[asterisk-dev] Adding a call preemption feature

Phil Mickelson phil at cbasoftware.com
Mon Nov 13 16:43:57 CST 2017


James:  There were multiple ways of handling this.  My customer preferred
this way.  Also, since all my code uses ARI and we don't use dial plan etc
I can easily control when this happens.  In our case they mark the customer
on credit hold and an email is sent to the admin staff alerting them that a
call was terminated and the reason.  They'd be deluged with emails if
something went wrong.  That's not to say someone hasn't been put on credit
hold when they shouldn't have been, but they're alerted to it quickly!
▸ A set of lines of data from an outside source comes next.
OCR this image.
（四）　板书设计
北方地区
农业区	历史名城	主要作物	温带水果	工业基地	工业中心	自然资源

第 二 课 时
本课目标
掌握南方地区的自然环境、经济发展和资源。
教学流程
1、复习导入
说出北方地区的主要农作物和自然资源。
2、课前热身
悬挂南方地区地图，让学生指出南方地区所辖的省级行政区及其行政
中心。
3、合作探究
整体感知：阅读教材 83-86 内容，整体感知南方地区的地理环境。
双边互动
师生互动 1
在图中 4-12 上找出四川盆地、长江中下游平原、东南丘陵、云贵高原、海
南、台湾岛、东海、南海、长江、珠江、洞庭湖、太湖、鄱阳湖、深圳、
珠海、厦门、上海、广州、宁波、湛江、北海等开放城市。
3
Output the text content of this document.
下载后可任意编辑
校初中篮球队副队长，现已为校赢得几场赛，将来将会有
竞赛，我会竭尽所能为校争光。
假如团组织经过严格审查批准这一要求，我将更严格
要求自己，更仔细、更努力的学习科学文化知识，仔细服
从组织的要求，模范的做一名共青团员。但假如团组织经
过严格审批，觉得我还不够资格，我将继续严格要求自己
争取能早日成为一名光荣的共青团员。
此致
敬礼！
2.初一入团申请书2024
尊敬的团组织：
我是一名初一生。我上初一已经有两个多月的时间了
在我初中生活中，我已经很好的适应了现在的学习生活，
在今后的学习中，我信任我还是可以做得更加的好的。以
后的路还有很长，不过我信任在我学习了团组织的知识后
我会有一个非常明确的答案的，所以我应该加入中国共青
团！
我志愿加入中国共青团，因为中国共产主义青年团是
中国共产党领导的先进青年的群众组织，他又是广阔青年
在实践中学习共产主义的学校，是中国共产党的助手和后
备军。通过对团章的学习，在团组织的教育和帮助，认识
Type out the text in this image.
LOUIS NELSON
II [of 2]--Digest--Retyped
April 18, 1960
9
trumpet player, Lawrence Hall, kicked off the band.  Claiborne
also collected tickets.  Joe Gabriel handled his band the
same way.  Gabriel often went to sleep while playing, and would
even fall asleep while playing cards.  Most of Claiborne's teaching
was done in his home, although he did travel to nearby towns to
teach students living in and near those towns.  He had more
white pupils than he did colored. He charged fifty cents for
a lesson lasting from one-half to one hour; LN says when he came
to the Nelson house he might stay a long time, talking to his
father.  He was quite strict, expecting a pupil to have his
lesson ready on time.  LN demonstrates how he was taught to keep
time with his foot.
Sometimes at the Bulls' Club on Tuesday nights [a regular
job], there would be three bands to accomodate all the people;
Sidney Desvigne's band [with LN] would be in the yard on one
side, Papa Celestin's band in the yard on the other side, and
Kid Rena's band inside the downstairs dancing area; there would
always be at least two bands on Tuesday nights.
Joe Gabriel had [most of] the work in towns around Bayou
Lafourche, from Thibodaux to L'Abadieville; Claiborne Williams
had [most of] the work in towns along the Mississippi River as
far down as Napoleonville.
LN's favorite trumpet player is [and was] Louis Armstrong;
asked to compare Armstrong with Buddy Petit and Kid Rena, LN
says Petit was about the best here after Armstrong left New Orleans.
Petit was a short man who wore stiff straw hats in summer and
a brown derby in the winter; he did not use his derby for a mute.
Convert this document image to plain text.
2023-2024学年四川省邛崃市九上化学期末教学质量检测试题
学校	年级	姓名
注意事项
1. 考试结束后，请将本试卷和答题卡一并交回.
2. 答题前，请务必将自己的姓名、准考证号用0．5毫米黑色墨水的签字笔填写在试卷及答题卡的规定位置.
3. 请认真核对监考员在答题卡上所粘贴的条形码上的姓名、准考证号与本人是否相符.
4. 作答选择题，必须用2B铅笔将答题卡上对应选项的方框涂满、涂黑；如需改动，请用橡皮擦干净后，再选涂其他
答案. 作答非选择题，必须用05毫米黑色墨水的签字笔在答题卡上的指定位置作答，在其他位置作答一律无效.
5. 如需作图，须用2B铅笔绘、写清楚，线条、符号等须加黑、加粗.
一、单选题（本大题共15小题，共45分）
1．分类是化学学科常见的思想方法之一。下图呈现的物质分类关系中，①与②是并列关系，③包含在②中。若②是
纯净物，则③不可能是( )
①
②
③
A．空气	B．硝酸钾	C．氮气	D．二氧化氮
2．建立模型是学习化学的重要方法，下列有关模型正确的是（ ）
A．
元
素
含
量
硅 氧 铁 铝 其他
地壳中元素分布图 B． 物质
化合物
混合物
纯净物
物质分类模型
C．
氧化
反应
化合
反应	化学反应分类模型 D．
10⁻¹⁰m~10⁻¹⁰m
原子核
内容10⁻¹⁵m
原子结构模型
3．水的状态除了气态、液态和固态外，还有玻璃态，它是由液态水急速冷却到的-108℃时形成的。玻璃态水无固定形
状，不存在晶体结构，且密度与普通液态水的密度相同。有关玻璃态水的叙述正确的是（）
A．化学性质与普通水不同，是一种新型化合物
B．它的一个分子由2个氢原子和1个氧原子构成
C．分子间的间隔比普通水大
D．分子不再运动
Patrick:  Yes, we could've.  However, if you give them a busy then they'll
think that the lines are tied up.  In reality you want the caller to show
up at the customer's site (if possible) or have the customer call in for
messages, etc and find the same thing.  Hanging up the phone is much more
explicit.  No, we're not going to answer your call.  And, as I said above,
this is the way my customer wanted it.

On Mon, Nov 13, 2017 at 5:33 PM, Patrick Labbett <patrick.labbett at gmail.com>
wrote:

> Out of curiosity, for your use case, couldn't you just play a busy signal
> for customer DID's that aren't paying their bills? I've worked for a live
> operator telephone answering service (TAS) for the last 12 years and have
> never heard of this type of behavior used in our industry from my peers,
> industry groups, or otherwise?
>
> From my understanding, this thread is talking about having X channels, and
> when X+1 is reached, assuming there is some priority of that X+1 caller,
> you drop one of the existing channels instead and allow the X+1 caller to
> continue.
>
> My intention of asking this is to learn and evaluate a new technique: not
> to criticize. Thanks in advance!
>
> On Mon, Nov 13, 2017 at 5:17 PM Phil Mickelson <phil at cbasoftware.com>
> wrote:
>
>> Jean,
>>
>> You should know that I wrote something very similar to what you are
>> asking for.  Slightly different reasons and I use ARI which makes it very
>> easy.  However, the result is the same.  The inbound call gets terminated.
>>
>> For those of you who don't know why you'd do this here's the situation:
>> If you're running a live operator answering service and have a customer who
>> hasn't and won't pay their bill but still forwards the calls.  Unless you
>> terminate the call when it comes in then you have operators answering calls
>> where they have to tell the caller they're not going to get taken care of.
>> It's much easier to just terminate the call before it's answered.  ARI
>> makes this very easy.  And, BTW, it get the customer's attention very
>> quickly.  And, the bill is generally paid!
>>
>> Everyone has some feature that's important to them.  Just because you
>> don't understand or see the reason doesn't mean it's not valid.
>>
>> On Mon, Nov 13, 2017 at 4:47 PM, Jean Aunis <jean.aunis at prescom.fr>
>> wrote:
>>
>>> Le 13/11/2017 à 17:58, Steve Edwards a écrit :
>>>
>>> On Mon, 13 Nov 2017, James Finstrom wrote:
>>>
>>> Generally the idea of arbitrarily killing calls seems awful, even if the
>>> behavior is expected. Yeah so john we need to .<CLICK> RING.... John is
>>> confused, your brain has to reset because whatever was happening no longer
>>> matters.
>>>
>>>
>>> At least play a message like "The boss needs to call his
>>> mom/bookie/hooker. Thank you for understanding, your call just wasn't
>>> important enough. Better luck next time -- and have a great day."
>>>
>>>
>>>
>>> Thank you for your remarks. The fact is, it is not a question of user
>>> experience. We are working on critical communication networks, in which
>>> network resources are limited. Hanging up a low priority call to leave room
>>> to another is not an option, it is an absolute necessity, and it must be
>>> done in near real-time. We cannot afford to play any announcement.
>>>
>>> By the way, I think call preemption is a native feature of ISDN networks
>>> (at least it's my understanding of the MLPP stuff, but I'm not a ISDN
>>> expert). But it is probably not used very often.